La partita di ieri sera tra Milan e Arsenal credo sia stato un grande elogio del gioco del calcio. Non soltanto per il bello spettacolo che ha saputo offrire (specialmente la squadra di casa), ma anche perché, forse più di ogni altra partita, ha dato prova della comune origine e natura tra il pallone e la vita reale. In quei giocatori che correvano, in quel fioccare di gol e azioni pericolose, in quel «non succede, ma se succede…» colgo un particolare interessante: è stato un’emozionante e straordinario elogio dell’imperfezione.
Da una parte c’era l’Arsenal, che ha fatto la partita: dovevano ribaltare il risultato, ogni pronostico era contro di loro, eppure sono scesi in campo con una grinta fuori dal comune. In meno di 45 minuti hanno fatto tre gol. E il miracolo pareva fatto. I titoli di giornali erano già pronti, si aspettava solo l’ultima fatica per gridare all’impresa. Dici: «Il Milan è cotto. È questione di minuti». E invece, ogni tentativo è stato vano. L’incantesimo è parso rompersi proprio sul più bello.

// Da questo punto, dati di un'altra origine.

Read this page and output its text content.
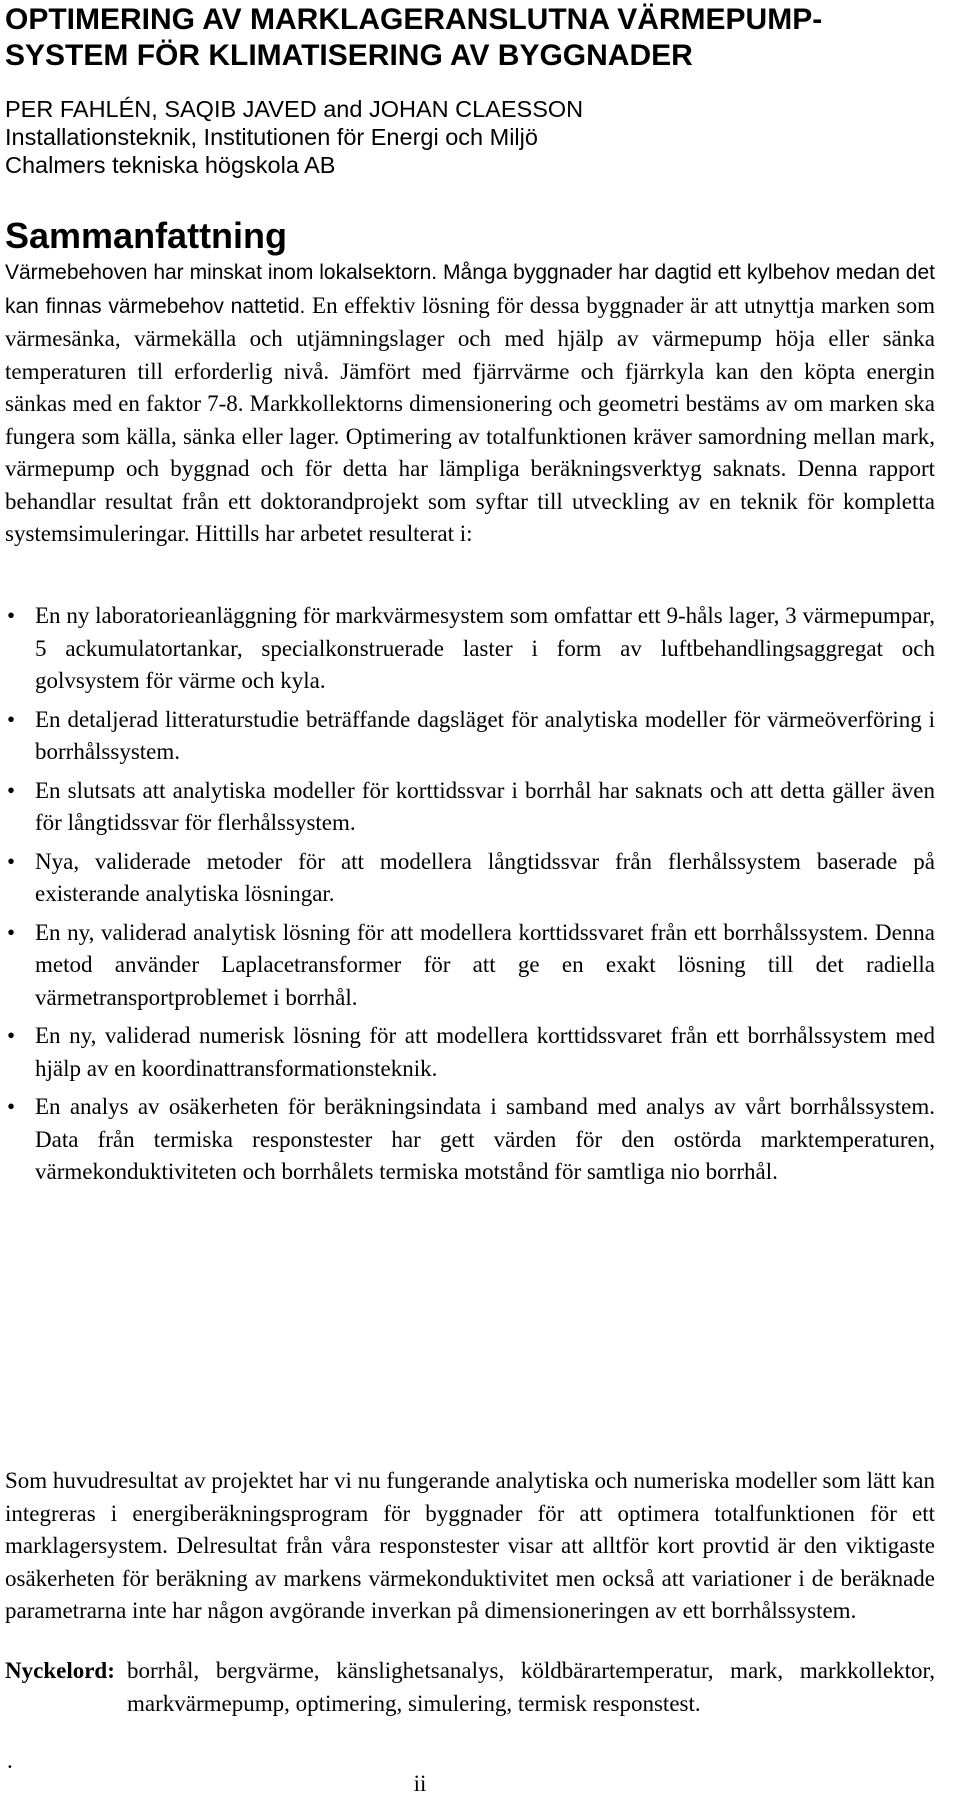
OPTIMERING AV MARKLAGERANSLUTNA VÄRMEPUMP-SYSTEM FÖR KLIMATISERING AV BYGGNADER
PER FAHLÉN, SAQIB JAVED and JOHAN CLAESSON
Installationsteknik, Institutionen för Energi och Miljö
Chalmers tekniska högskola AB
Sammanfattning

Värmebehoven har minskat inom lokalsektorn. Många byggnader har dagtid ett kylbehov medan det kan finnas värmebehov nattetid. En effektiv lösning för dessa byggnader är att utnyttja marken som värmesänka, värmekälla och utjämningslager och med hjälp av värmepump höja eller sänka temperaturen till erforderlig nivå. Jämfört med fjärrvärme och fjärrkyla kan den köpta energin sänkas med en faktor 7-8. Markkollektorns dimensionering och geometri bestäms av om marken ska fungera som källa, sänka eller lager. Optimering av totalfunktionen kräver samordning mellan mark, värmepump och byggnad och för detta har lämpliga beräkningsverktyg saknats. Denna rapport behandlar resultat från ett doktorandprojekt som syftar till utveckling av en teknik för kompletta systemsimuleringar. Hittills har arbetet resulterat i:

• En ny laboratorieanläggning för markvärmesystem som omfattar ett 9-håls lager, 3 värmepumpar, 5 ackumulatortankar, specialkonstruerade laster i form av luftbehandlingsaggregat och golvsystem för värme och kyla.
• En detaljerad litteraturstudie beträffande dagsläget för analytiska modeller för värmeöverföring i borrhålssystem.
• En slutsats att analytiska modeller för korttidssvar i borrhål har saknats och att detta gäller även för långtidssvar för flerhålssystem.
• Nya, validerade metoder för att modellera långtidssvar från flerhålssystem baserade på existerande analytiska lösningar.
• En ny, validerad analytisk lösning för att modellera korttidssvaret från ett borrhålssystem. Denna metod använder Laplacetransformer för att ge en exakt lösning till det radiella värmetransportproblemet i borrhål.
• En ny, validerad numerisk lösning för att modellera korttidssvaret från ett borrhålssystem med hjälp av en koordinattransformationsteknik.
• En analys av osäkerheten för beräkningsindata i samband med analys av vårt borrhålssystem. Data från termiska responstester har gett värden för den ostörda marktemperaturen, värmekonduktiviteten och borrhålets termiska motstånd för samtliga nio borrhål.

Som huvudresultat av projektet har vi nu fungerande analytiska och numeriska modeller som lätt kan integreras i energiberäkningsprogram för byggnader för att optimera totalfunktionen för ett marklagersystem. Delresultat från våra responstester visar att alltför kort provtid är den viktigaste osäkerheten för beräkning av markens värmekonduktivitet men också att variationer i de beräknade parametrarna inte har någon avgörande inverkan på dimensioneringen av ett borrhålssystem.

Nyckelord: borrhål, bergvärme, känslighetsanalys, köldbärartemperatur, mark, markkollektor, markvärmepump, optimering, simulering, termisk responstest.
.
ii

Dall’altra parte il Milan. Nel primo tempo la squadra non è scesa in campo, è rimasta negli spogliatoi. Nella seconda metà ha fatto qualcosina di più, ma era evidente che l’atteggiamento non era all’altezza del match. Eppure alla fine hanno trionfato loro. Giusto? Sbagliato?
Insomma, tra una squadra che corre il triplo dell’altra ma si ferma sul più bello, e l’altra che alla fine esce vittoriosa pur non meritandolo fino in fondo (siamo un po’ indulgenti, ricordiamoci il 4-0 dell’andata…), ciò che più ha prevalso è stata un’altra cosa: la straordinarietà del match. Un’emozione mista a piacere e sofferenza che è stata di per sé impagabile. Il tutto offerto da due squadre che, a pensarci bene, hanno sbagliato, cioè non sono stati perfette nella loro strategia: gli inglesi dovevano farne quattro e invece si sono fermati a tre, lasciando il passaggio del turno a un Milan che, invece, è tornato in Italia trionfante sì, ma schiaffeggiato.

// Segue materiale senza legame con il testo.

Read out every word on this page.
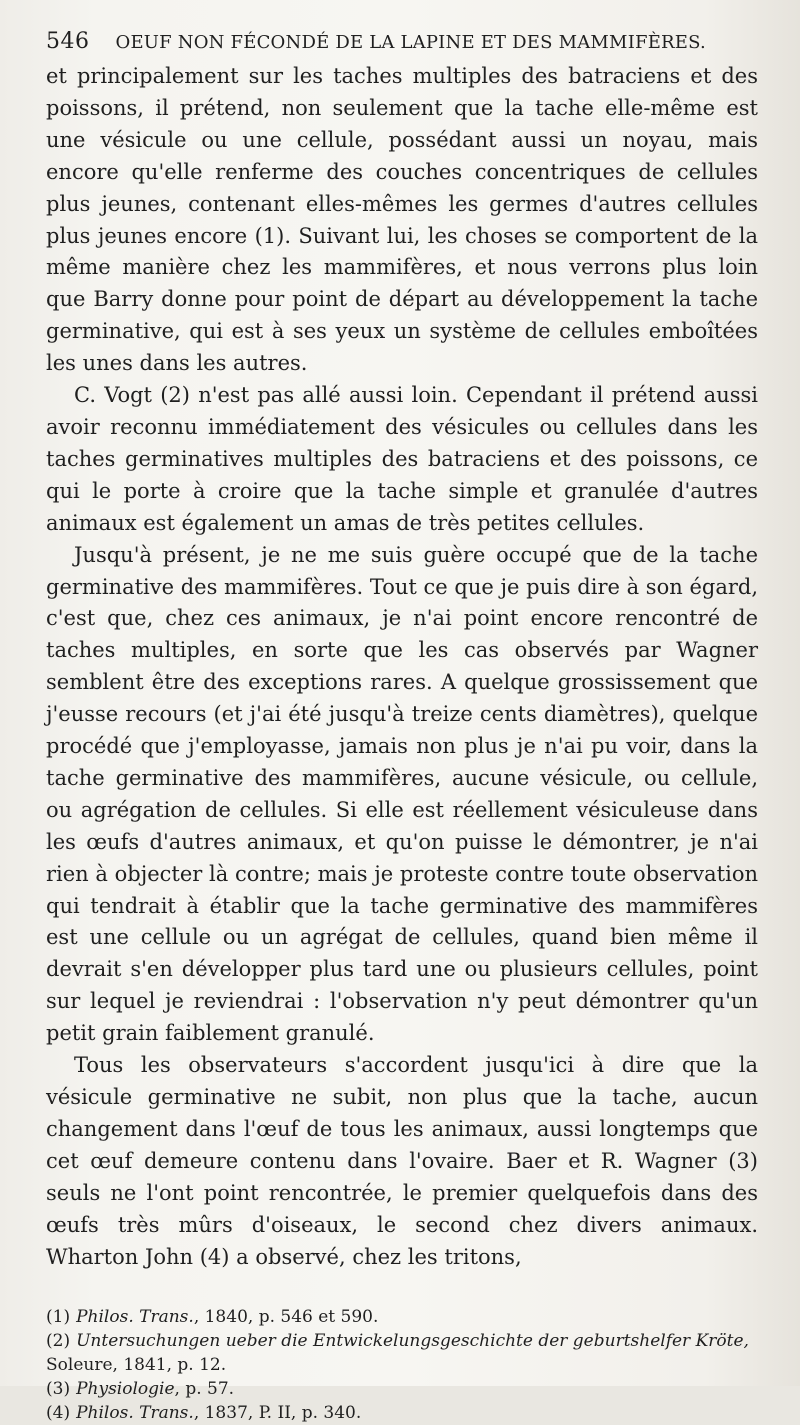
546 OEUF NON FÉCONDÉ DE LA LAPINE ET DES MAMMIFÈRES.

et principalement sur les taches multiples des batraciens et des poissons, il prétend, non seulement que la tache elle-même est une vésicule ou une cellule, possédant aussi un noyau, mais encore qu'elle renferme des couches concentriques de cellules plus jeunes, contenant elles-mêmes les germes d'autres cellules plus jeunes encore (1). Suivant lui, les choses se comportent de la même manière chez les mammifères, et nous verrons plus loin que Barry donne pour point de départ au développement la tache germinative, qui est à ses yeux un système de cellules emboîtées les unes dans les autres.

C. Vogt (2) n'est pas allé aussi loin. Cependant il prétend aussi avoir reconnu immédiatement des vésicules ou cellules dans les taches germinatives multiples des batraciens et des poissons, ce qui le porte à croire que la tache simple et granulée d'autres animaux est également un amas de très petites cellules.

Jusqu'à présent, je ne me suis guère occupé que de la tache germinative des mammifères. Tout ce que je puis dire à son égard, c'est que, chez ces animaux, je n'ai point encore rencontré de taches multiples, en sorte que les cas observés par Wagner semblent être des exceptions rares. A quelque grossissement que j'eusse recours (et j'ai été jusqu'à treize cents diamètres), quelque procédé que j'employasse, jamais non plus je n'ai pu voir, dans la tache germinative des mammifères, aucune vésicule, ou cellule, ou agrégation de cellules. Si elle est réellement vésiculeuse dans les œufs d'autres animaux, et qu'on puisse le démontrer, je n'ai rien à objecter là contre; mais je proteste contre toute observation qui tendrait à établir que la tache germinative des mammifères est une cellule ou un agrégat de cellules, quand bien même il devrait s'en développer plus tard une ou plusieurs cellules, point sur lequel je reviendrai : l'observation n'y peut démontrer qu'un petit grain faiblement granulé.

Tous les observateurs s'accordent jusqu'ici à dire que la vésicule germinative ne subit, non plus que la tache, aucun changement dans l'œuf de tous les animaux, aussi longtemps que cet œuf demeure contenu dans l'ovaire. Baer et R. Wagner (3) seuls ne l'ont point rencontrée, le premier quelquefois dans des œufs très mûrs d'oiseaux, le second chez divers animaux. Wharton John (4) a observé, chez les tritons,

(1) Philos. Trans., 1840, p. 546 et 590.

(2) Untersuchungen ueber die Entwickelungsgeschichte der geburtshelfer Kröte, Soleure, 1841, p. 12.

(3) Physiologie, p. 57.

(4) Philos. Trans., 1837, P. II, p. 340.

E così, ecco che ventidue giocatori, ventidue uomini come tutti gli altri, sono capaci di regalarti un’ora e mezzo di goduria. Ventidue persone, con i loro pregi e i loro difetti, cercando di dare il meglio di sé su un campo da calcio, quindi sul loro posto di lavoro, riescono a mandarti a casa felice di quello che hai appena visto, appagato dello spettacolo cui hai appena assistito. Ti pare quasi un assaggio di paradiso. Chissà quale arcano mistero c’è dietro al pallone (e alla vita)…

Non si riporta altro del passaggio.